Who gets our 3 a.m. call?
Posted June 18, 2009
Do you remember the hypothetical “3 a.m. call” debate during the presidential election? Who could best handle a crisis in the middle of the night? Clinton or Obama?
Well, at WRAL.com, we know exactly who to call when things go awry at 3 a.m. We have men, four men to be exact, who are up to the challenge when the website goes down.
Our team of software developers, led by Jason Priebe, carry a pager so they can quickly respond when a problem arises. But more than that, they are a group of talented guys who make the website sharper and stronger for viewers like you.
I asked Jason to tell me about his team and what they do behind the scenes to make WRAL.com work so well:
Kelly: Tell me about your team. What do they do?
Jason: We have an excellent team of software developers: Rusty Kroboth, Peter Lawrence and Gary Whitmore. All of these guys have strong technical backgrounds. Both Rusty and Peter came to us with years of experience in "big media" Web publishing. Gary graduated in 2007 and joined us that year.
I joined WRAL OnLine in 1996, left to work for a startup in RTP in 2001, and returned to Capitol Broadcasting Company’s New Media division in 2005 to build out the infrastructure to bring WRAL.com back in house.
The technical staff of CBC New Media is responsible for building and maintaining a number of sites, including WRAL.com, WRALSportsFan.com, localtechwire.com, HighSchoolOT.com, ncwanted.com, and others.
Given the importance of sites like wral.com to the company and to the community, we have 24/7 support responsibilities. If a system goes down in the middle of the night, or a newsroom editor needs help on a Saturday afternoon, one of us is going to get paged about it. We share that pager duty so that it's not too massive of a burden.
Because we all take shifts on call, we all have to be cross-trained. All of our team members serve as software developers, database admins, and system administrators. For a small team like ours, it's not practical to have specialists. As a result, we are very nimble to respond to new challenges -- a software developer doesn't have to wait for systems engineers to install the new tools he needs for a project -- he just does it himself.
Kelly: People who visit WRAL.com probably don't know your names, but they know your work. What are some of the projects your team has worked on that viewers would recognize?
Jason: Recently, we've spent significant development resources on our Out & About section, where we provide a calendar of events and venues around the Triangle. What we hope we've done is to build a nice platform on which we can build and expand this service. This project involved some large modifications to our core publishing system and a number of integrations with various feed providers.
We're currently preparing an overhaul to localtechwire.com that will bring the site a whole new look and some nice new interactive features. For example, the new site will make extensive use of tagging on its stories. This will help visitors find related content quickly.
Some of our biggest projects are harder to point to. For example, we recently overhauled our video encoding system to make it easier to schedule live video streams and to create new ones on the fly. I can't point to a particular page on the site where you would see the results, but overall, we hope that it will make the WRAL.com newsroom faster to respond to breaking news video.
Kelly: What are some challenges you face and how do you try to overcome them?
Jason: There's the constant struggle of trying to keep up with increasing demand for the content we're providing.

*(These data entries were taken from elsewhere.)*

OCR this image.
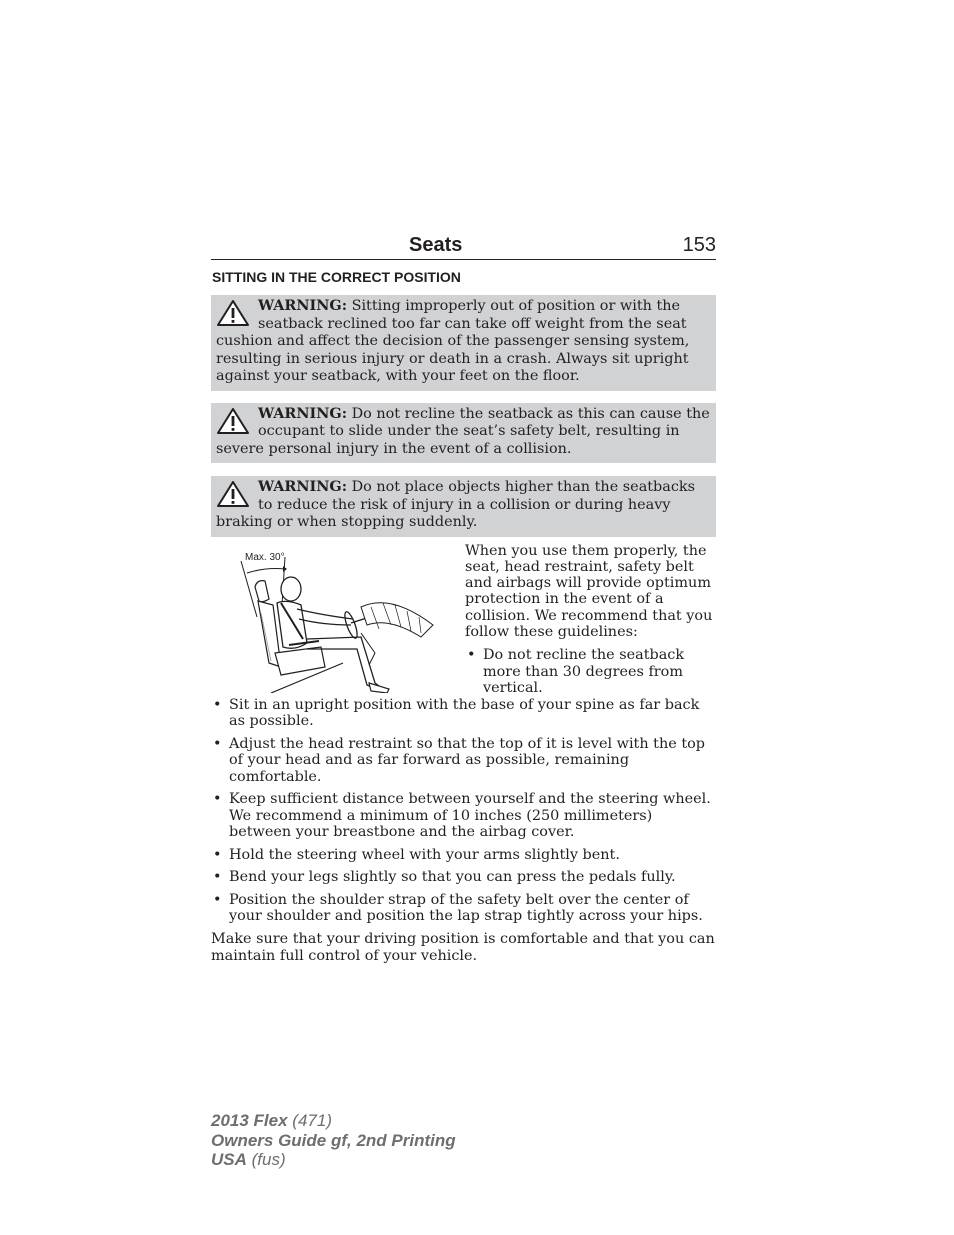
Seats	153
SITTING IN THE CORRECT POSITION
WARNING: Sitting improperly out of position or with the seatback reclined too far can take off weight from the seat cushion and affect the decision of the passenger sensing system, resulting in serious injury or death in a crash. Always sit upright against your seatback, with your feet on the floor.
WARNING: Do not recline the seatback as this can cause the occupant to slide under the seat’s safety belt, resulting in severe personal injury in the event of a collision.
WARNING: Do not place objects higher than the seatbacks to reduce the risk of injury in a collision or during heavy braking or when stopping suddenly.
Max. 30°	When you use them properly, the seat, head restraint, safety belt and airbags will provide optimum protection in the event of a collision. We recommend that you follow these guidelines:
• Do not recline the seatback more than 30 degrees from vertical.
• Sit in an upright position with the base of your spine as far back as possible.
• Adjust the head restraint so that the top of it is level with the top of your head and as far forward as possible, remaining comfortable.
• Keep sufficient distance between yourself and the steering wheel. We recommend a minimum of 10 inches (250 millimeters) between your breastbone and the airbag cover.
• Hold the steering wheel with your arms slightly bent.
• Bend your legs slightly so that you can press the pedals fully.
• Position the shoulder strap of the safety belt over the center of your shoulder and position the lap strap tightly across your hips.
Make sure that your driving position is comfortable and that you can maintain full control of your vehicle.
2013 Flex (471)
Owners Guide gf, 2nd Printing
USA (fus)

Every year, we continue to see higher and higher page view numbers. This puts more and more demand on our server infrastructure. We have to find creative ways to scale that infrastructure in a cost-effective way. To meet that challenge, we like to use open-source solutions like Linux and Apache to avoid costly licensing fees (and because of their proven track record of reliability).
Another big challenge is finding a balance between maintaining all the existing services while continuing to build and expand new ones. We have more than 200 different automated processes running at all times, gathering data, images, audio, and video from various sources, reformatting it, and packaging it for delivery on our various platforms. Every time we build a new site or new section on WRAL.com, we add to that list. It's critical that these processes run with minimal intervention from our team.
We work hard to build monitoring systems that can distinguish between temporary failures and critical failures in our various systems. Good monitoring helps us stretch our team's resources.
Kelly: What's the best thing about working on this site?
Jason: It's a lot of fun to be in an exciting environment like WRAL. Nothing is ever slow here, and working in the newsroom when big news is happening is amazing. Not all software developers can say that about their work environments.
I hope I'm speaking for the team here, but what I like best is that the work we do touches so many people throughout our community. I'm proud that the information we provide helps people make decisions every day, whether it's for work, for play, how they vote, or even about their families' safety.
Kelly: What would you like viewers to know or understand better about the work you do?
Jason: I want them to know that our team is deeply committed to providing a high-quality product that is available when they need it, responds quickly, and is available on all current platforms: Windows, Mac, and Linux (and all the recent versions of the major browsers).
You'd be surprised how many people assume that any problems they see are due to us building a "Windows/Internet Explorer only site." Nothing could be further from the truth. In fact, two of our developers use Macs every day, and most of us use Firefox as our primary browser. We pride ourselves on using standards-based development techniques, and we do as much cross-platform testing as we can.